El atravesar un proceso metamórfico implicó cambios del cuerpo, en la manera de sentir las cosas, el comportamiento. El aprender la aceptación continua de mi nuevo cuerpo, de mi sexo, implicó también que tendría que aprender a amar a mi vagina; un proceso largo. Si alguien me hubiese explicado todo lo que implicaría tener una no habría aceptado el reto. Si hubiese sabido que durante el periodo tendría que preocuparme de no manchar la ropa porque sangraría a flujos, que duraría no menos de una semana cada mes, y que necesitaría otra más para recuperarme de él, que nunca se habla de “la regla” en alto y se debe disimular al mencionar su nombre, que cuando llega impone su mano dura, que la sangre es impura, que tendría que practicar el pudor, el recato, la decencia y que por eso se me prohibían las salidas a la calle, que mis senos serían prisioneros de los alambres de un brasier, que tendría que conformarme porque las cosas son como son porque sos ya mujer, que cualquier paso podría ser malinterpretado porque siempre hay ojos mirando y las vecinas siempre andan pilas en busca del chisme y del escándalo, que las monjas me obligarían a prometerles pureza en frente del santísimo para garantizar la gracia, la recompensa divina para no perder la bendición de un dios cristiano que ama los sacrificios, la virginidad, el honor, la sangre, si tan solo me hubiesen dicho que brotarían partes de mi cuerpo y que las nuevas curvas que pintan mis caderas son ahora un peligro porque llaman atención no deseada y porque dicen vecinos y pasajeros obscenidades que llaman “piropos”, me hacen señas con las manos desde lejos mientras me persiguen con sus ojos cuando camino en la calle, juro que de haberlo sabido todo, yo no hubiese aceptado y hubiese optado por el regocijo en la inocencia de esos años.

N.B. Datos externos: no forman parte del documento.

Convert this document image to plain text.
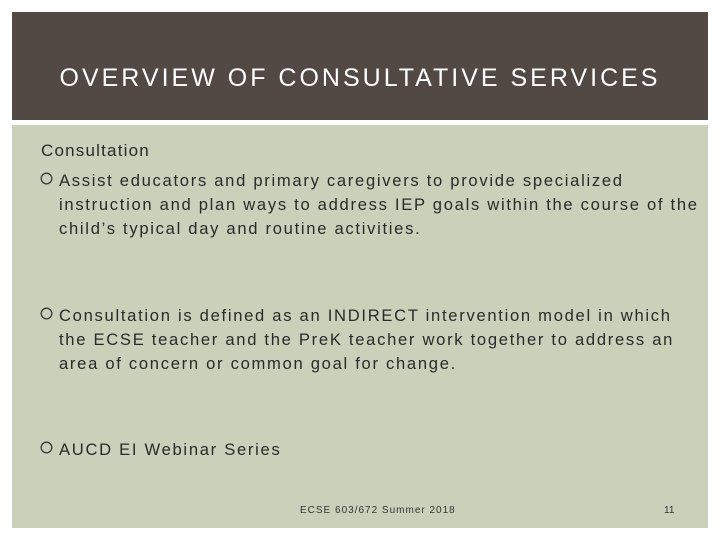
OVERVIEW OF CONSULTATIVE SERVICES
Consultation
Assist educators and primary caregivers to provide specialized instruction and plan ways to address IEP goals within the course of the child’s typical day and routine activities.
Consultation is defined as an INDIRECT intervention model in which the ECSE teacher and the PreK teacher work together to address an area of concern or common goal for change.
AUCD EI Webinar Series
ECSE 603/672 Summer 2018	11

Pero la verdad es que las etapas de transición no se negocian, son realidades con fechas marcadas de inicio y expiración. Está marcado el día en que nos convertimos en ese algo diferente, tan pronto llega la hora, muy tarde quizás, pero habiendo pasado ya por todo esto, aquí sofocada en calor, dándole la bienvenida a otro periodo, recordando en uno de esos flashes calurosos que se vienen y se van ese momento de transición, hoy ya sé por dónde van las cosas y que hasta previo aviso continuará siendo esta mi tradición cada mes.
Patria Quintero es parte de la diáspora salvadoreña en la yusa. Juega con las computadoras para ganarse el pan. Escritora de lo feo, mundano, del tabú y de lo maldito. Artista visionaria, amante de los vegetales, de todo lo viejo, del arte consciente, y de la limonada. Reside en Atlanta con sus juguetes y muchas plantitas.